ABD'nin İran'ı vurmasının Gazze Şeridi'ndeki esirlerin serbest bırakılmasına yardımcı olacağını belirten Trump, “Gazze'de ilerleme kaydediliyor” dedi.

ABD Başkanı Donald Trump'ın Ortadoğu Özel Temsilcisi Steve Witkoff dün yaptığı açıklamada, ABD ile İran arasındaki görüşmelerin ‘umut verici’ olduğunu ve Washington'un uzun vadeli bir barış anlaşmasına varmayı umduğunu söyledi.

dfrgthy
Geçtiğimiz ay ABD Başkanı Donald Trump ve Ortadoğu Özel Temsilcisi Steve Witkoff'un fotoğrafının yer aldığı bir İran gazetesi (Reuters)

İran ve ABD, geçtiğimiz nisan ayından bu yana İran'ın nükleer programı konusunda yeni bir diplomatik çözüm bulmak amacıyla dolaylı görüşmeler yürütüyor. Tahran, programının barışçıl amaçlı olduğunu söylerken Washington, İran'ın nükleer silah yapamayacağından emin olmak istediğini belirtiyor.

Trump, ABD'nin müttefiki İsrail ile bölgesel rakibi İran arasında 13 Haziran'da İsrail'in İran'ı bombalamasıyla başlayan hava savaşını sona erdirmeyi amaçlayan bir ateşkes ilan etti. Çatışma, İsrail'in Ekim 2023'te Gazze Şeridi'nde başlattığı savaştan bu yana zaten gergin olan bölgede endişeye yol açtı.

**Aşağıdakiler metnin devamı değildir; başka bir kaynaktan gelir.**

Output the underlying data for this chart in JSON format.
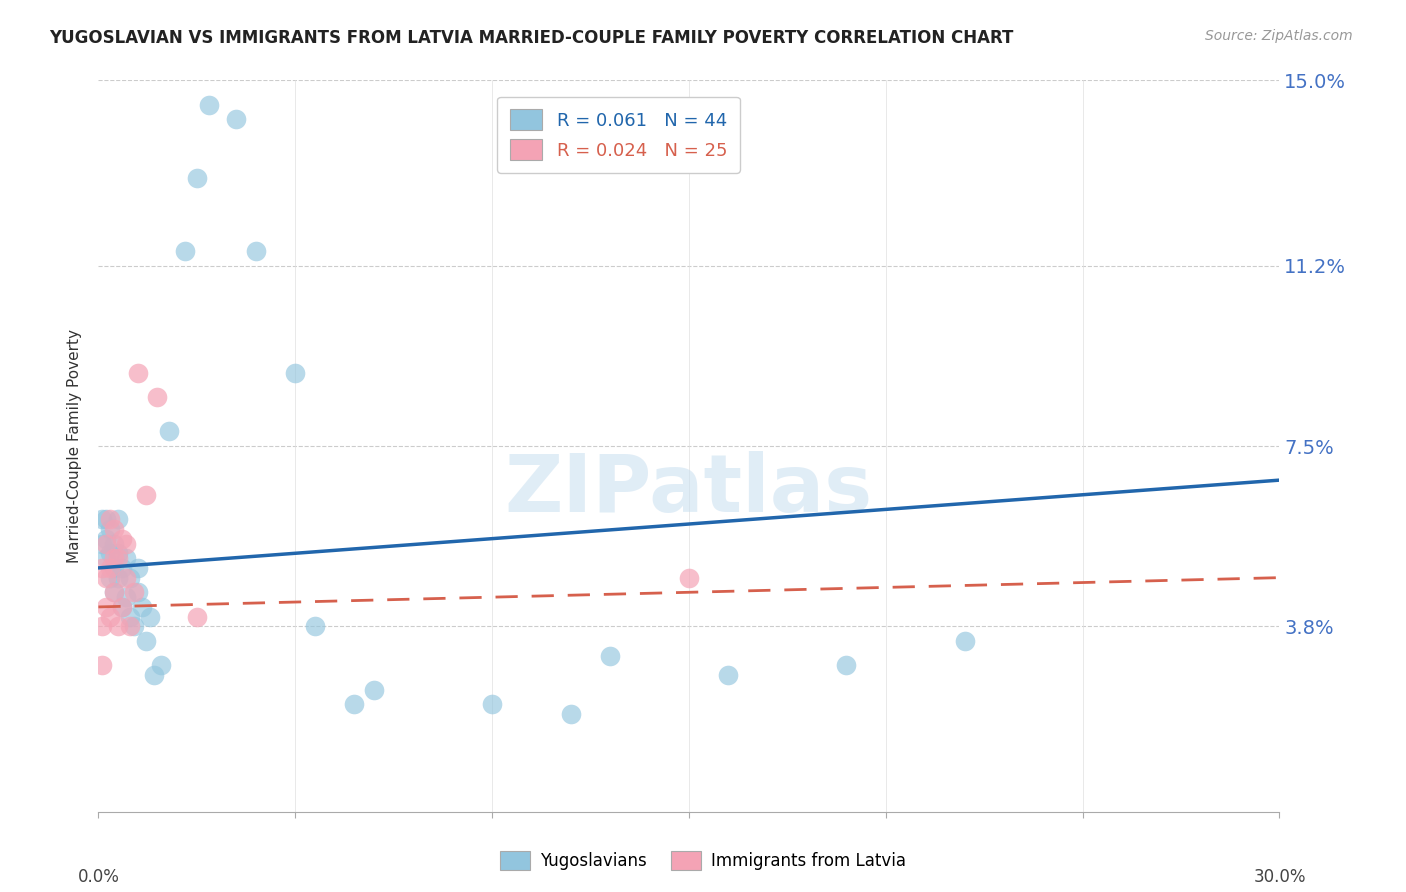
{
  "title": "YUGOSLAVIAN VS IMMIGRANTS FROM LATVIA MARRIED-COUPLE FAMILY POVERTY CORRELATION CHART",
  "source": "Source: ZipAtlas.com",
  "ylabel": "Married-Couple Family Poverty",
  "xlim": [
    0.0,
    0.3
  ],
  "ylim": [
    0.0,
    0.15
  ],
  "ytick_vals": [
    0.038,
    0.075,
    0.112,
    0.15
  ],
  "ytick_labels": [
    "3.8%",
    "7.5%",
    "11.2%",
    "15.0%"
  ],
  "series1_color": "#92c5de",
  "series2_color": "#f4a3b5",
  "trendline1_color": "#2166ac",
  "trendline2_color": "#d6604d",
  "watermark_text": "ZIPatlas",
  "watermark_color": "#c8dff0",
  "background_color": "#ffffff",
  "yug_x": [
    0.001,
    0.001,
    0.002,
    0.002,
    0.002,
    0.003,
    0.003,
    0.003,
    0.004,
    0.004,
    0.004,
    0.005,
    0.005,
    0.005,
    0.006,
    0.006,
    0.007,
    0.007,
    0.008,
    0.008,
    0.009,
    0.01,
    0.01,
    0.011,
    0.012,
    0.013,
    0.014,
    0.016,
    0.018,
    0.022,
    0.025,
    0.028,
    0.035,
    0.04,
    0.05,
    0.055,
    0.065,
    0.07,
    0.1,
    0.12,
    0.13,
    0.16,
    0.19,
    0.22
  ],
  "yug_y": [
    0.055,
    0.06,
    0.052,
    0.056,
    0.06,
    0.048,
    0.053,
    0.058,
    0.045,
    0.05,
    0.055,
    0.048,
    0.053,
    0.06,
    0.042,
    0.05,
    0.044,
    0.052,
    0.04,
    0.048,
    0.038,
    0.045,
    0.05,
    0.042,
    0.035,
    0.04,
    0.028,
    0.03,
    0.078,
    0.115,
    0.13,
    0.145,
    0.142,
    0.115,
    0.09,
    0.038,
    0.022,
    0.025,
    0.022,
    0.02,
    0.032,
    0.028,
    0.03,
    0.035
  ],
  "lat_x": [
    0.001,
    0.001,
    0.001,
    0.002,
    0.002,
    0.002,
    0.003,
    0.003,
    0.003,
    0.004,
    0.004,
    0.004,
    0.005,
    0.005,
    0.006,
    0.006,
    0.007,
    0.007,
    0.008,
    0.009,
    0.01,
    0.012,
    0.015,
    0.025,
    0.15
  ],
  "lat_y": [
    0.03,
    0.038,
    0.05,
    0.042,
    0.048,
    0.055,
    0.04,
    0.05,
    0.06,
    0.045,
    0.052,
    0.058,
    0.038,
    0.052,
    0.042,
    0.056,
    0.048,
    0.055,
    0.038,
    0.045,
    0.09,
    0.065,
    0.085,
    0.04,
    0.048
  ],
  "legend1_label": "R = 0.061   N = 44",
  "legend2_label": "R = 0.024   N = 25",
  "legend1_color": "#92c5de",
  "legend2_color": "#f4a3b5",
  "legend1_text_color": "#2166ac",
  "legend2_text_color": "#d6604d",
  "bottom_legend1": "Yugoslavians",
  "bottom_legend2": "Immigrants from Latvia"
}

İsrail, Ortadoğu'da nükleer silahlara sahip olduğuna inanılan tek ülke ve İran'a karşı savaşının amacının İran'ın kendi nükleer silahlarını geliştirmesini engellemek olduğunu söylüyor. İran Nükleer Silahların Yayılmasını Önleme Anlaşması'na tarafken İsrail taraf değil.